The share of predictions a detector gets right. Alone, it hides bias, pair with precision and recall.
Accuracy
Accuracy is (true positives + true negatives) / all predictions. It is the single most-quoted detector metric and usually the least informative. A detector that classifies everything as "human" would score 90% accurate on a dataset that's 90% human, while catching zero AI.
When a vendor quotes a single accuracy number without class breakdowns, ask for precision and recall (or F1) on both classes. Those are the numbers that tell you how the detector behaves on the cases you actually care about.
A worked example
Imagine a benchmark of 1,000 essays where 200 are AI-generated and 800 are human. A detector that simply labels everything "human" achieves 80% accuracy without catching a single AI essay. A detector that labels everything "AI" achieves 20% accuracy. Both are useless, but accuracy alone won't tell you that. Class-stratified precision and recall will: the all-human classifier scores 0% recall on AI; the all-AI classifier scores 0% precision on AI.
How it shows up in detection
When you see "94% accuracy" in a detector ad, ask three questions: on what test set, with what class balance, and at what threshold. Different choices yield different accuracy numbers from the same model. Reputable detector benchmarks publish a confusion matrix or, at minimum, paired precision-recall figures. We publish ours quarterly on /transparency with stratified breakdowns by writer population.
Where Accuracy Is Most Often Misunderstood
The most common misconception about accuracy in AI detection arises from class imbalance. When human-written essays vastly outnumber AI-generated ones in a dataset (for example, a 95:5 ratio), a model that labels every essay as human-written achieves 95% accuracy while providing zero useful detection capability. This phenomenon misleads institutions into deploying systems that appear highly accurate on paper but fail to identify the minority class they were designed to catch.
Another frequent misunderstanding involves conflating accuracy with reliability across different writing contexts. A detector may achieve 92% accuracy on formal academic essays but drop to 68% on creative writing or technical documentation. Vendors sometimes report only the best-case scenario without specifying the corpus composition, leading educators to expect consistent performance across all assignment types. The metric treats all errors as equivalent, obscuring whether the system fails primarily on borderline cases or makes glaring mistakes on obviously human or AI-generated work.
How Accuracy Interacts with Precision and Recall
Accuracy must be interpreted alongside precision and recall to form a complete picture of detector performance. Precision answers whether flagged essays are truly AI-generated, while recall measures what proportion of actual AI essays the system catches. A detector optimized solely for accuracy might achieve 88% by confidently identifying obvious cases while ignoring ambiguous submissions, resulting in high precision but low recall. Conversely, flagging any essay with repetitive phrasing could boost recall but devastate precision, even as accuracy remains superficially acceptable due to the true negative count.
The F1 score, which harmonizes precision and recall, often reveals weaknesses that accuracy masks.
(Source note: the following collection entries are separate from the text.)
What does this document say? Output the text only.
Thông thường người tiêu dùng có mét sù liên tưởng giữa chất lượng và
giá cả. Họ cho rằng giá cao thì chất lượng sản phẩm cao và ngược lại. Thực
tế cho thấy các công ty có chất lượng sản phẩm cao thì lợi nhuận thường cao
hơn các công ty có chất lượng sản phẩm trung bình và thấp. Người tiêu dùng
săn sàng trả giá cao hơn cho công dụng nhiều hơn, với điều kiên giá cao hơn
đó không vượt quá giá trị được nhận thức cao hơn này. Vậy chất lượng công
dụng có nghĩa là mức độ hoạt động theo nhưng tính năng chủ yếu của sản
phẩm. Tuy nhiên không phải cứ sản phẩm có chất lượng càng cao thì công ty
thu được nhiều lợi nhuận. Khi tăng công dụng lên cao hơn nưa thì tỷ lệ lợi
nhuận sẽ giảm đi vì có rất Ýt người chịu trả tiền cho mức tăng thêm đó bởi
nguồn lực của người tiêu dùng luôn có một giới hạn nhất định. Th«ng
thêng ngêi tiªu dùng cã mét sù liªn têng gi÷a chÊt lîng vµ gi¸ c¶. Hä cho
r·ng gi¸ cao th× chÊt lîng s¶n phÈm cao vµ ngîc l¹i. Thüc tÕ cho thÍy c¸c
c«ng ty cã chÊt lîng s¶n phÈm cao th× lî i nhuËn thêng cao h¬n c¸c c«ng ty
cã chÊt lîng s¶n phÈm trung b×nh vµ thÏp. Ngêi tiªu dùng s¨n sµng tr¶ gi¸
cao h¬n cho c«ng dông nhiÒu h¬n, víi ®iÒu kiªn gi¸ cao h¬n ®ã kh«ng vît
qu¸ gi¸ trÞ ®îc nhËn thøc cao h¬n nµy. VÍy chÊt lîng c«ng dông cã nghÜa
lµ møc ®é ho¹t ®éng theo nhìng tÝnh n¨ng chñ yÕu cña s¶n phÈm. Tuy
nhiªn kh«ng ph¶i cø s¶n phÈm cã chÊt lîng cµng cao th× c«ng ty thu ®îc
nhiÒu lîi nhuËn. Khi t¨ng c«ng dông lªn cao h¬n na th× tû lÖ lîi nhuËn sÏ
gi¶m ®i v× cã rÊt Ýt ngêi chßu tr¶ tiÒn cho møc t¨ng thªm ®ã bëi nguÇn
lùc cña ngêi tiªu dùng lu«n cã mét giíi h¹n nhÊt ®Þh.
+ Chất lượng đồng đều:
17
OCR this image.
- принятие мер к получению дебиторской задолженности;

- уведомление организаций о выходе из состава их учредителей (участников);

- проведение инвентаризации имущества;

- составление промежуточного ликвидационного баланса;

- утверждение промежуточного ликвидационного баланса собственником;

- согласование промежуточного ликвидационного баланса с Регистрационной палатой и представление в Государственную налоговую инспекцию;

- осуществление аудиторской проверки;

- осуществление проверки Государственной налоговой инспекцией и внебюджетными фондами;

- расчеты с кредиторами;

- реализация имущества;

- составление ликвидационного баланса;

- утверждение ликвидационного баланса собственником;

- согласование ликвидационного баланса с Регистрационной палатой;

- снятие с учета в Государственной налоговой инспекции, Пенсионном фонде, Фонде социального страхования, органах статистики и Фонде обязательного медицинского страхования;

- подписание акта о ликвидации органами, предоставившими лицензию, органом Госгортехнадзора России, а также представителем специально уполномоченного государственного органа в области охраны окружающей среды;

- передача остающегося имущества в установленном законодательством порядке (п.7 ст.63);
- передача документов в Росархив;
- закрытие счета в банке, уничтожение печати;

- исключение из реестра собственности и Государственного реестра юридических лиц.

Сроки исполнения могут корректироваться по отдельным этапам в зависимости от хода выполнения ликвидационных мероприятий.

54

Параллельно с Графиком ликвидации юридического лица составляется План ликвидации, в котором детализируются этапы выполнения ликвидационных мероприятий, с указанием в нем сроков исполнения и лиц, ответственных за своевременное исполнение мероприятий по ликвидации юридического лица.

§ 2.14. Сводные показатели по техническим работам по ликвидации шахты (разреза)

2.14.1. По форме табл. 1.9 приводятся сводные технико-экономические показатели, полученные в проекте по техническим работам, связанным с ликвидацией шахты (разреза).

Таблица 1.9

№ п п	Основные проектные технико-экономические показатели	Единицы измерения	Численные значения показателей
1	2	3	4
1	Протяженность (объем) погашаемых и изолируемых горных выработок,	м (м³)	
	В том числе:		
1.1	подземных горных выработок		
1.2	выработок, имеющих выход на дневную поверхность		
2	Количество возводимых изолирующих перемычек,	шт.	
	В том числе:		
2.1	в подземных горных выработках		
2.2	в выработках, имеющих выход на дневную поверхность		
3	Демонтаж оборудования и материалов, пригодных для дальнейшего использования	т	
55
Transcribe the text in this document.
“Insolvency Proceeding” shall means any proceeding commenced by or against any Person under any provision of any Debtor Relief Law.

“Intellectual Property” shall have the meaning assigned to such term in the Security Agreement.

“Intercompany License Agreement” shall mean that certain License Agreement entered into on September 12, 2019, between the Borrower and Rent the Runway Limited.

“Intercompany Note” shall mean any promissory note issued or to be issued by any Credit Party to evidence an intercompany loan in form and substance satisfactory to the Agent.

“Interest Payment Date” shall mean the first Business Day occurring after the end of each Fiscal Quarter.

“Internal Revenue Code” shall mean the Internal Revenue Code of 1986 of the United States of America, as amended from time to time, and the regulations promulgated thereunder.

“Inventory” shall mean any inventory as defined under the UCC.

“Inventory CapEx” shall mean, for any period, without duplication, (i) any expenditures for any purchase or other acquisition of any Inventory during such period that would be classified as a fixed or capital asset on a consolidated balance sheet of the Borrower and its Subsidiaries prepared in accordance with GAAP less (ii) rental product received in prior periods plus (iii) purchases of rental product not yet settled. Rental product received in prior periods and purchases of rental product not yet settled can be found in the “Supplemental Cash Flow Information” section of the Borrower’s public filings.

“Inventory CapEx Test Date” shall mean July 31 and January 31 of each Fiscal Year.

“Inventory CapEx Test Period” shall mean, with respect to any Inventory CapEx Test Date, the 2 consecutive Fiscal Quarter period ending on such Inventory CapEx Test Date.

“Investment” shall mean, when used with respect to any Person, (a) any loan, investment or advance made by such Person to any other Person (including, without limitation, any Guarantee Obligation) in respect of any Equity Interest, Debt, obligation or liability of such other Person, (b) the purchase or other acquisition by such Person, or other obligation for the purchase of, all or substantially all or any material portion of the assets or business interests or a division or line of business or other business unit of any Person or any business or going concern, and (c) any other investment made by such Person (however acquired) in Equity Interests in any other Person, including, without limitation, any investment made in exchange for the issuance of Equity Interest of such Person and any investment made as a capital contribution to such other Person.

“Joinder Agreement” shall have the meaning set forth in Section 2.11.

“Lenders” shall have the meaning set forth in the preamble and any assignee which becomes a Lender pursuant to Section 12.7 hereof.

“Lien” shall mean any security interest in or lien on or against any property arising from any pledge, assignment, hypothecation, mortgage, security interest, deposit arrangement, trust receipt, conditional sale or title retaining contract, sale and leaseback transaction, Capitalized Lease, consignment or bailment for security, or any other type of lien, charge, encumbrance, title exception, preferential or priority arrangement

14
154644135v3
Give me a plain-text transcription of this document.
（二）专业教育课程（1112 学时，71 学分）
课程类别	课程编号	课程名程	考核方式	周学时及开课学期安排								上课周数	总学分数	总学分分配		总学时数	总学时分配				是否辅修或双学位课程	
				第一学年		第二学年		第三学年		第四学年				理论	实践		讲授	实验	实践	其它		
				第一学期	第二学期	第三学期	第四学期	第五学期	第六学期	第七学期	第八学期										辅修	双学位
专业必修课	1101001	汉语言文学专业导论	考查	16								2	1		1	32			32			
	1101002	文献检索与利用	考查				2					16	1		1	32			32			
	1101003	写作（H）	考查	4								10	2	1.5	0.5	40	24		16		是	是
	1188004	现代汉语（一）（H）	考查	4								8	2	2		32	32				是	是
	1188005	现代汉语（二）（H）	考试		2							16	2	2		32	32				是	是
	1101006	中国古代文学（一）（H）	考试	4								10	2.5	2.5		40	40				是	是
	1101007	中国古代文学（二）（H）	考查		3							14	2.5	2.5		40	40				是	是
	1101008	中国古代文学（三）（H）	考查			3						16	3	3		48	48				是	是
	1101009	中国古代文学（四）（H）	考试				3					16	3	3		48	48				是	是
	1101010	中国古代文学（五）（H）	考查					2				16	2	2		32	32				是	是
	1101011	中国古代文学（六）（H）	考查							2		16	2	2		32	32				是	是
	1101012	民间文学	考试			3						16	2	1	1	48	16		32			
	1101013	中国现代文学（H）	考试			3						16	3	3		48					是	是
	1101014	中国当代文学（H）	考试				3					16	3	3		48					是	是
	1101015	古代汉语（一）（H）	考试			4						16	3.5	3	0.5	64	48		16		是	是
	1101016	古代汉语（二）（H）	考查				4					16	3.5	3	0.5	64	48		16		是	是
In academic integrity workflows, the cost asymmetry between false positives (wrongly accusing a student) and false negatives (missing AI use) means institutions should prioritize different metrics depending on their tolerance for each error type. A system with 85% accuracy might combine 78% precision with 62% recall, making it unsuitable for high-stakes decisions despite an apparently solid accuracy figure. Evaluating all three metrics together exposes whether a detector achieves balance or sacrifices one dimension for another.